A distinção entre o conceito de “concreto” em Hegel (resultado do automovimento do conceito) e em Marx (síntese de muitas determinações no pensamento, mas ponto de partida na realidade) é crucial; para Marx, o concreto real é a vida dos indivíduos e as suas relações, e o concreto pensado é apenas a reprodução mental dessa vida; a ilusão especulativa consiste em tomar o caminho do pensamento pela gênese do ser, esquecendo que as categorias são apenas formas de existência (Daseinsformen) e determinações de existência (Existenzbestimmungen) de uma realidade que as excede e as funda.
A crítica de Marx a Proudhon em Miséria da Filosofia denuncia a tentativa de construir a história a partir das categorias e não as categorias a partir da história; ao querer salvar os “bons lados” das categorias econômicas através da dialética, Proudhon cai no utopismo, pois ignora que as contradições não são lógicas, mas reais, e que a solução não está na síntese conceitual, mas na transformação prática das condições de vida que geram essas contradições; a razão das categorias não está numa “razão impessoal da humanidade”, mas na prática profana dos homens que produzem a sua vida.

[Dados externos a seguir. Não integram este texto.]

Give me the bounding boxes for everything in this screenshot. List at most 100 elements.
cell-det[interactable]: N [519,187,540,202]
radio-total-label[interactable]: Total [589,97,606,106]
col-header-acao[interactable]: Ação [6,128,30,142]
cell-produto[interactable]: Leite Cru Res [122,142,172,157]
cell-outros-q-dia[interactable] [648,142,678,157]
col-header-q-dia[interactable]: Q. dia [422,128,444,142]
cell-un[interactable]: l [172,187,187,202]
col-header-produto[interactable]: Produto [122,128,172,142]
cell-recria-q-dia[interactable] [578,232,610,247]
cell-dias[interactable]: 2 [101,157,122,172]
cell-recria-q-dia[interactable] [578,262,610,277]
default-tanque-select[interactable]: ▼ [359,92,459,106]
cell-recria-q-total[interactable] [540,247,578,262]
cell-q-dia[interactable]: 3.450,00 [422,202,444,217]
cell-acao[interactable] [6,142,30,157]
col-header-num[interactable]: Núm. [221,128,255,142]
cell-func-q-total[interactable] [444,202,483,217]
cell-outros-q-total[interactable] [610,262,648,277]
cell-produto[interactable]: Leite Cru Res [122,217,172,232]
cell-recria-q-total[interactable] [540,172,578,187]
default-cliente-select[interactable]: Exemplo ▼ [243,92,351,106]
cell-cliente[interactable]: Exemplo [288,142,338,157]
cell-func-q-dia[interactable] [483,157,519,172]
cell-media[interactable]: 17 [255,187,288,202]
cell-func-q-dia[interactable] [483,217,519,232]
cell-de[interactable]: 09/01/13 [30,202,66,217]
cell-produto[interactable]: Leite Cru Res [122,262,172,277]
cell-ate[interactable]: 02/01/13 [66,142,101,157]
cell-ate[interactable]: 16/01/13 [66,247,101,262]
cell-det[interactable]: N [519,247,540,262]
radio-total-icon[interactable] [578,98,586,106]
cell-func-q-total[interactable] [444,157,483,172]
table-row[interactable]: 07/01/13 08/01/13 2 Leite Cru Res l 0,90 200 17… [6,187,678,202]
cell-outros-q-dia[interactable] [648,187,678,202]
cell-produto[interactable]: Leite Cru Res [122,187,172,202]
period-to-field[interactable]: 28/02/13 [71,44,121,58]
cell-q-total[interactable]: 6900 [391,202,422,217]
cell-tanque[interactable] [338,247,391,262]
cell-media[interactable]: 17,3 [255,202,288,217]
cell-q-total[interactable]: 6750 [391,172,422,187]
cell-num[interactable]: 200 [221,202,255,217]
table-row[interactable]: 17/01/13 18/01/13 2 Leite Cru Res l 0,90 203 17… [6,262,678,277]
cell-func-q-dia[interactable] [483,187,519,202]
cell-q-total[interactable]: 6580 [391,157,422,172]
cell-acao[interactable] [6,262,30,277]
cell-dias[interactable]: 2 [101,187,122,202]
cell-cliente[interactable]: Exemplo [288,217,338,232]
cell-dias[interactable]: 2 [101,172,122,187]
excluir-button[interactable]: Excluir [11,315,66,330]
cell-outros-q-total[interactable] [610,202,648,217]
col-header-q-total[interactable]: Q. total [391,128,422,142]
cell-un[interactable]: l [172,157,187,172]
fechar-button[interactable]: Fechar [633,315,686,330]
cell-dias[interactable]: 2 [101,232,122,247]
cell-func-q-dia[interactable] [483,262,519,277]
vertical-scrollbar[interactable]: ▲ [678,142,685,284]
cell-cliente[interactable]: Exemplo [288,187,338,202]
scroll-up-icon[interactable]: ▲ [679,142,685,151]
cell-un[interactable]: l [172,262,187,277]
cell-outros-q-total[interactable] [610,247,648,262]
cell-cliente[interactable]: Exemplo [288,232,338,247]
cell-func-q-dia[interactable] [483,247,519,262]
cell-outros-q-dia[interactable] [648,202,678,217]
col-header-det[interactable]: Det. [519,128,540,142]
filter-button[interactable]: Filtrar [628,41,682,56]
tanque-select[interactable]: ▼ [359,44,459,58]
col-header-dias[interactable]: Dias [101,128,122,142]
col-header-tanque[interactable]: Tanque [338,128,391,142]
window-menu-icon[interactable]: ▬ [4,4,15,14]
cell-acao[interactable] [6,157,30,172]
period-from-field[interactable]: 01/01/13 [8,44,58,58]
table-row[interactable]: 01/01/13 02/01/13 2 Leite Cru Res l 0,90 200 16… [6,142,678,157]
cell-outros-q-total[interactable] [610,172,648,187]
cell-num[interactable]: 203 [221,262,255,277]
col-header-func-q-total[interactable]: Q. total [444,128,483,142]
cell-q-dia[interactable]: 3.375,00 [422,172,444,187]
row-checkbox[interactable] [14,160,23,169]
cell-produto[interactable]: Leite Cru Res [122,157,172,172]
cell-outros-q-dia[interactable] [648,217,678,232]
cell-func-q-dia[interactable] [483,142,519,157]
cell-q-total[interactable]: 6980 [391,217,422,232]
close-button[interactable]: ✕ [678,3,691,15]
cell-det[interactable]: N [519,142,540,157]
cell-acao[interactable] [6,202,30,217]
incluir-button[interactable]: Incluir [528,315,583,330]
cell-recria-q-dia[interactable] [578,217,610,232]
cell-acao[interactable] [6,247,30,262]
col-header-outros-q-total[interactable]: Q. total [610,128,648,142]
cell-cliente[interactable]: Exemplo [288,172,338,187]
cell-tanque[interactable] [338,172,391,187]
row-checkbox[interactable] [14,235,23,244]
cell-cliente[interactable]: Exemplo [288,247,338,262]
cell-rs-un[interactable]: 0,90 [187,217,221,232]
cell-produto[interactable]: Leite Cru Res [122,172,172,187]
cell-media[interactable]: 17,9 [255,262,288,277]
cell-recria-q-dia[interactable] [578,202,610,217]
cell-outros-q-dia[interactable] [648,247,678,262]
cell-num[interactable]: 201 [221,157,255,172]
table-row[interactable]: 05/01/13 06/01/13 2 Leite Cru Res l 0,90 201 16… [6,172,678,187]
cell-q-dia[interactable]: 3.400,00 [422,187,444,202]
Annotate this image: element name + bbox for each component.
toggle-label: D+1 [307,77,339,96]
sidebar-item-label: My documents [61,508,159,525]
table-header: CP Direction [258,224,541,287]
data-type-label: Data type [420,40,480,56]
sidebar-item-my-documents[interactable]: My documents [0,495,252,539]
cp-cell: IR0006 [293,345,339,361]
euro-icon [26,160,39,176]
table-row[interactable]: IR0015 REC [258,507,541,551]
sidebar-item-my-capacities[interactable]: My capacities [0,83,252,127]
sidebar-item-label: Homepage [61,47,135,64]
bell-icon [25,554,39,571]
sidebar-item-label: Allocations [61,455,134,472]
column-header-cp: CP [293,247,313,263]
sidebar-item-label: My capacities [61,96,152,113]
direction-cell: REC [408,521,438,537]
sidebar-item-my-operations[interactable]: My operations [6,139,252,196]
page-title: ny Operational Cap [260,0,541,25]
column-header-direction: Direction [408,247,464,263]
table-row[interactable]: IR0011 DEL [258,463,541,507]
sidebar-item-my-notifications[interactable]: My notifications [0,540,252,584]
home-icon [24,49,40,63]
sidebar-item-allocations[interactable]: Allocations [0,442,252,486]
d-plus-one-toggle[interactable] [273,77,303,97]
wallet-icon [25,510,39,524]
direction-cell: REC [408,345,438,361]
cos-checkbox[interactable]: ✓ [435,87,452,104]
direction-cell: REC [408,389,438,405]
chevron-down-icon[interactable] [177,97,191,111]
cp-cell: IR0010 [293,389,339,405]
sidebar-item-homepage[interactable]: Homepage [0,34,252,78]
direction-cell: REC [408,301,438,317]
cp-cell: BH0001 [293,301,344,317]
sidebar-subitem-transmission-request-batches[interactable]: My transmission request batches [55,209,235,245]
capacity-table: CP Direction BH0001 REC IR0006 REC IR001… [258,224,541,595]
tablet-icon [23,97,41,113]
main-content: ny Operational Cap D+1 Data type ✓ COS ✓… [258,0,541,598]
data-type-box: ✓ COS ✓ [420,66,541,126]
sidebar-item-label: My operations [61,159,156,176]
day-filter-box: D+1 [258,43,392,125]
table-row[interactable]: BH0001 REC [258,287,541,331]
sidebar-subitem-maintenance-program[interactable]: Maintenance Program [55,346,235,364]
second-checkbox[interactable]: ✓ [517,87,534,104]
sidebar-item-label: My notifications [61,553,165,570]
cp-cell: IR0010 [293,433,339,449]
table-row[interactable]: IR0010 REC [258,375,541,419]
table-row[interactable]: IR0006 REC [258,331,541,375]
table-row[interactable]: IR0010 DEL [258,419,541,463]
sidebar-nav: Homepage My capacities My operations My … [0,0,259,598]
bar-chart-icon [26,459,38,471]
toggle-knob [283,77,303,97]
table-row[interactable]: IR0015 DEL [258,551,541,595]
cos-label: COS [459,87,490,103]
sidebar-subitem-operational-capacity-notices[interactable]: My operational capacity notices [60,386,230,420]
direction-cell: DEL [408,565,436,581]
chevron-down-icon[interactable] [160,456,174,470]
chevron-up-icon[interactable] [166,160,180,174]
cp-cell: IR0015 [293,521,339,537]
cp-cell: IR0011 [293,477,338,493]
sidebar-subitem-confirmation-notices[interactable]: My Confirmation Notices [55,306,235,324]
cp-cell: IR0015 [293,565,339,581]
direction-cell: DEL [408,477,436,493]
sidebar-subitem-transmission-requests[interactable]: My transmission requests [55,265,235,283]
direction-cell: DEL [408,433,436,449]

A teoria da mais-valia e a análise do capital pressupõem uma ontologia da subjetividade que reconhece no trabalho vivo a única fonte de valor e de realidade social; a objetividade do valor é uma “objetividade fantasmagórica” que oculta a sua origem na subjetividade do trabalho; a ciência crítica de Marx é a destruição dessa aparência objetiva e a recondução das categorias econômicas ao seu fundamento na práxis vital, revelando que por trás das relações entre coisas (mercadorias, dinheiro) existem relações entre pessoas e, mais profundamente, a relação da vida consigo mesma na dor e no esforço da produção.